Pfeiffer Syndrome is a very rare autosomal dominant genetic disorder characterized by the premature closure of the sutures and bones of the skull resulting in abnormal skull shape. It also may manifest big toes and broad and deviated thumbs with partial webbed features of the fingers and toes. It is named after Rudolf Arthur Pfeiffer who discovered the incidence of the symptoms in 1964. It occurs once in every 100,000 births with a 50% probability of passing to an offspring in carrier parents.

According to studies, this syndrome has no marked association with any activity during pregnancy. However, it has a marked link to children of older fathers. It is caused by the mutation of FGFR (fibroblast growth factor) 1 and 2 that plays an important role as a signaling mechanism in cell division and maturity.

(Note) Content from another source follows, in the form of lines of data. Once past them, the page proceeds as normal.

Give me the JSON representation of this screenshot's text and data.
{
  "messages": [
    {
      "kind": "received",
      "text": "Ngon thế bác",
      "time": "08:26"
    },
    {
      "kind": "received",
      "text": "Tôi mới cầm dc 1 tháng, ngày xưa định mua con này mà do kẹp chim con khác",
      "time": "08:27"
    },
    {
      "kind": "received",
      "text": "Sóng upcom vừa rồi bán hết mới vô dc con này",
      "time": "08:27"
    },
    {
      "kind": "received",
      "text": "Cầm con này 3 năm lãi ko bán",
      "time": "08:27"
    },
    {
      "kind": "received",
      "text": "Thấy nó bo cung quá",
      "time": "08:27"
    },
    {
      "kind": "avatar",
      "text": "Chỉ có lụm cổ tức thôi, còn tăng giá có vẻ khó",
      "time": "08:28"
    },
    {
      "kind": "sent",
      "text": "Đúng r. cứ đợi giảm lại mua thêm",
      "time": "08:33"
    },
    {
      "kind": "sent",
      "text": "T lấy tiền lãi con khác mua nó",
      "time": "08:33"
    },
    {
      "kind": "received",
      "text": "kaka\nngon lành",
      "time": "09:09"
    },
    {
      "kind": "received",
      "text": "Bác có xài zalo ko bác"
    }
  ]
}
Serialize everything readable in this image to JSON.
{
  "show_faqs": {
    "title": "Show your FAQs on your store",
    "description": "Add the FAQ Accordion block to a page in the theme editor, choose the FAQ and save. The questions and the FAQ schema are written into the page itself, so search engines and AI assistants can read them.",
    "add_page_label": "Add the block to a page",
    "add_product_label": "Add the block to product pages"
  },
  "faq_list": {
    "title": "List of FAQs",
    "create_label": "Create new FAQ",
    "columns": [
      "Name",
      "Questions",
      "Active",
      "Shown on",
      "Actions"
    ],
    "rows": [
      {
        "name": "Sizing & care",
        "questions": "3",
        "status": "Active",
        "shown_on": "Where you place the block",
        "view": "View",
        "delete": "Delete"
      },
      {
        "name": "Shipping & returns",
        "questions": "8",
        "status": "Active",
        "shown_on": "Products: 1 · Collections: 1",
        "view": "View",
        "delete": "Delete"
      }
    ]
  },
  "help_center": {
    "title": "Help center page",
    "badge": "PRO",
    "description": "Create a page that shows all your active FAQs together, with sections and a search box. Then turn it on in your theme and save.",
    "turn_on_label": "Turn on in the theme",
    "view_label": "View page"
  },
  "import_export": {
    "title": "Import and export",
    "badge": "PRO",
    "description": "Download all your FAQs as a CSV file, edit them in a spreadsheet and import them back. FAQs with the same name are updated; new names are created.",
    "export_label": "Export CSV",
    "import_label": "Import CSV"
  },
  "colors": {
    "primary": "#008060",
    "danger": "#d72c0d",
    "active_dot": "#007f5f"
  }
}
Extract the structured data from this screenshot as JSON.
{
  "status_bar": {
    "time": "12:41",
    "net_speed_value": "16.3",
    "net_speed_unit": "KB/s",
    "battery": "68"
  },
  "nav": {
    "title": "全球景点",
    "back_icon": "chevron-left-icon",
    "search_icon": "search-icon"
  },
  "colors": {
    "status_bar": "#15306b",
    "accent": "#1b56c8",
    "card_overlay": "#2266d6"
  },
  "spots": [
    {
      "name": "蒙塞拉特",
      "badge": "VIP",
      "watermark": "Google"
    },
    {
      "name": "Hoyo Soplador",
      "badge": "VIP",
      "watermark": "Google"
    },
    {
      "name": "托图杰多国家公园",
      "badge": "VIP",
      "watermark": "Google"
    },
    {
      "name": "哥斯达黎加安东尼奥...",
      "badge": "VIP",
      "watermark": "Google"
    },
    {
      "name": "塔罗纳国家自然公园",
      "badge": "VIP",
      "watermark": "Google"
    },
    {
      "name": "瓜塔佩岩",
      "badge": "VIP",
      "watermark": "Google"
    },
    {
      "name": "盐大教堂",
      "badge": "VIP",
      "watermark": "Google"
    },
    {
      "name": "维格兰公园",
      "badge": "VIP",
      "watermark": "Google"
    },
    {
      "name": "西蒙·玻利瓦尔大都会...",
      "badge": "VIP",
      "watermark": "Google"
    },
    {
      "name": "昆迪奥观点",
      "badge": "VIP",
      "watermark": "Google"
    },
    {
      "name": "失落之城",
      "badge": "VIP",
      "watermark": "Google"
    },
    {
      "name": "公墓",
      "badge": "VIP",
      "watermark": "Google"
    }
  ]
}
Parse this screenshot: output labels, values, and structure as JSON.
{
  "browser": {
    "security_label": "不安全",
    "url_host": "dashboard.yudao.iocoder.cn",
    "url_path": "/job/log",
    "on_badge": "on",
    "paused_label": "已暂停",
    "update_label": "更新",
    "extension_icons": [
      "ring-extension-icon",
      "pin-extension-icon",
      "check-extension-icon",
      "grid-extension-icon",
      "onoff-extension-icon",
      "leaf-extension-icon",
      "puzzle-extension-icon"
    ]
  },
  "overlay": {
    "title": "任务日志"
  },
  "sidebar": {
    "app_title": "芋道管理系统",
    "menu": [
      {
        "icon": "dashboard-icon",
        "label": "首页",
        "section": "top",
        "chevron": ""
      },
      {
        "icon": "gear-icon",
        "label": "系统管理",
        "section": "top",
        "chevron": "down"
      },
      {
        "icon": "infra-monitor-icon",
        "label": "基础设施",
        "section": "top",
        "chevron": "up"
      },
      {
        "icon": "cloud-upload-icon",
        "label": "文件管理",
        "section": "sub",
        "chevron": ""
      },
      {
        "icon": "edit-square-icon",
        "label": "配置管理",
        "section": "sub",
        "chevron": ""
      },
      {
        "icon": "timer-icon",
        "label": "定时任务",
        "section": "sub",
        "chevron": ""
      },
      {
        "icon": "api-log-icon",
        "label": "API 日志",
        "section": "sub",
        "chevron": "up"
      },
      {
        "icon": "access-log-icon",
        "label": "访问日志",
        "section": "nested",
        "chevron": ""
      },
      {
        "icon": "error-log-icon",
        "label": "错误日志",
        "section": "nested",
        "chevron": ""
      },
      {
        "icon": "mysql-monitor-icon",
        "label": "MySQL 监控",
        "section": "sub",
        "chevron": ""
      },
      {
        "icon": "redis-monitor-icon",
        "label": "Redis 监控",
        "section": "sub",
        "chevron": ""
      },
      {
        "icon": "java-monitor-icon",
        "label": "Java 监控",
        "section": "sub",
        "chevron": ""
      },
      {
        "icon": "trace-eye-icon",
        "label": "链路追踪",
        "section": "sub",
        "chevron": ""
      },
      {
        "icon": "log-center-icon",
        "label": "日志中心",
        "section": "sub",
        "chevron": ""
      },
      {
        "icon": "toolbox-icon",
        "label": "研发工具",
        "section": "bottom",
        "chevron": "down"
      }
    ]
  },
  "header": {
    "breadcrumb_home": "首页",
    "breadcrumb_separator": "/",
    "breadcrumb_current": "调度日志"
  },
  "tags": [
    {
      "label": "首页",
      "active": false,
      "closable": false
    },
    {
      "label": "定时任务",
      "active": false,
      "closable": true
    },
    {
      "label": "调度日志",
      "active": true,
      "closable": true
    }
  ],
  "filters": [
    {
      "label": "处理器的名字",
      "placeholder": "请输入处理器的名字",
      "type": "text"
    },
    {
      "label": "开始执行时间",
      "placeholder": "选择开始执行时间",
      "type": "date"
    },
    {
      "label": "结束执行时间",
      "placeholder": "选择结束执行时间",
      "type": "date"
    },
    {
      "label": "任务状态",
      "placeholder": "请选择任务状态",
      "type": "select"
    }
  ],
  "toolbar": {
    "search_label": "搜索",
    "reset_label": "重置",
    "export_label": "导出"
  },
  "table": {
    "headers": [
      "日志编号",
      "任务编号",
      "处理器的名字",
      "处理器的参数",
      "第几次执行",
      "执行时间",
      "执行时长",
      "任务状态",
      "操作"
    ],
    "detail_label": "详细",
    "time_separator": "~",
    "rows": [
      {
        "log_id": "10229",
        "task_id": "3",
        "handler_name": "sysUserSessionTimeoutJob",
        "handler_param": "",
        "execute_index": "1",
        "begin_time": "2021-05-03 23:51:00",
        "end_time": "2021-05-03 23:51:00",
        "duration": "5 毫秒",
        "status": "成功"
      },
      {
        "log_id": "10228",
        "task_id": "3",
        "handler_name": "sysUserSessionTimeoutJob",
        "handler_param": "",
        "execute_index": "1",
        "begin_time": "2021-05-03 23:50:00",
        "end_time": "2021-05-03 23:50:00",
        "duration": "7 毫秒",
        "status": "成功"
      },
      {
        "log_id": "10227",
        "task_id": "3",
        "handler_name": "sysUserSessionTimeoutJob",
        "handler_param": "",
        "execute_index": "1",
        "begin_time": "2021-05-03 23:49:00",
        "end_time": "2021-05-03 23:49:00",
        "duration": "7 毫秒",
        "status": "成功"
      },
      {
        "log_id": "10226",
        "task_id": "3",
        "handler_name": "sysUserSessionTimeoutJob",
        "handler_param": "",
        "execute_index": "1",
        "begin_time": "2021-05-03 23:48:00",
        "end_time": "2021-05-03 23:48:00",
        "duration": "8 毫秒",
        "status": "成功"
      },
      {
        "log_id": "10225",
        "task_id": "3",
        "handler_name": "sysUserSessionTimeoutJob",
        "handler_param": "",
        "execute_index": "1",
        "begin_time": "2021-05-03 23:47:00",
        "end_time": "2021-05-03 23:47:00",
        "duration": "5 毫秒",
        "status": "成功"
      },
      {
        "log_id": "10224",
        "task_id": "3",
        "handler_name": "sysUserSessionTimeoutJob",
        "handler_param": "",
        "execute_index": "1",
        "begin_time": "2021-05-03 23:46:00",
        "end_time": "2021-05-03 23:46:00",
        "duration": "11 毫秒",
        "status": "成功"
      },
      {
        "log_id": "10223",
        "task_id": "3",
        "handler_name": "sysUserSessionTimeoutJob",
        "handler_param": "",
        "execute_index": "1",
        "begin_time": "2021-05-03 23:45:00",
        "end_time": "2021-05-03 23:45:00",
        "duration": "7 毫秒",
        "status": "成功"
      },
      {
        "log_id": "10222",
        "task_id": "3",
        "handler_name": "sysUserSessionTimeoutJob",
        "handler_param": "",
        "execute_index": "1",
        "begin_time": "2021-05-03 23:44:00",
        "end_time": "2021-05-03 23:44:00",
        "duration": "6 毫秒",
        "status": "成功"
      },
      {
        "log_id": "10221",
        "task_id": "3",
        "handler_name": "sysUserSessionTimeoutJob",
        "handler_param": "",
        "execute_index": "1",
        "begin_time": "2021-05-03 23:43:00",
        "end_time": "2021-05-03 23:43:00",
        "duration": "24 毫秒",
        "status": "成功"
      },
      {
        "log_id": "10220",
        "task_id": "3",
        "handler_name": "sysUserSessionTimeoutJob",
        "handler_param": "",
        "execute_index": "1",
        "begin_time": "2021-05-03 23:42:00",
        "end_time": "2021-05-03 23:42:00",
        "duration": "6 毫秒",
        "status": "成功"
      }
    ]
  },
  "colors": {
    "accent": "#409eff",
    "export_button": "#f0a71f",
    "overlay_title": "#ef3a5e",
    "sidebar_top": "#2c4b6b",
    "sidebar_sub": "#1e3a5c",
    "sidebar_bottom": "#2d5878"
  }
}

Types and Associated Symptoms

The categories of this symptom are based solely on the severity of the associated manifestations:

  • Type 1 – they have the premature closure of the cranial bones and sutures, buried cheekbones, and finger and toe abnormalities like syndactyly or webbedness. Hydrocephalus is also a common symptom mostly with associated hearing loss. However, the functioning of the brain in this type is normal.
  • Type 2 – they have cloverleaf shaped skull due to a very complex premature closure of the bones that may lead to mental retardation and limited brain growth. They also have protruded eyes known as proptosis causing vision problems. They have toe and finger abnormalities and fusion of the elbow and knee joints known as ankylosis. Developmental delays are very common in this type.
  • Type 3 – they have similar symptoms of the second type except the cloverleaf skull.

Prevention

This is based slowly on genetic counseling because most symptoms are not found during prenatal screening. The disease is only diagnosed when the symptoms have already manifested and found which is after the birth of the child.

Treatment

There is no known cure for this disease that treatment is geared towards alleviating of the symptoms. Most care usually begins at birth with the diagnosis of the disease and continues on the identification of the needs of the child and options of proper treatment centers. Most cases require specialist care because of the interconnected symptoms that affect several parts of the body. A multidisciplinary craniofacial team would be needed to correct deformities in the skull and face through surgery. The team would usually be composed of neurosurgeon, dentist, plastic surgeon, orthodontist, otolaryngologist, audiologist, speech pathologist, geneticist and pediatrician. Such need and visits to these specialists may continue up to several years in the life of the child in order to achieve the nearest point to normalcy. Surgeries for the webbed fingers and foot as well as ankylosis of the joints of the knees and elbows may be necessary too.

Prognosis however is dependent on the symptoms manifested.  Those with type 1 Pfeiffer syndrome have a better chance of survival than those with type 2 and 3.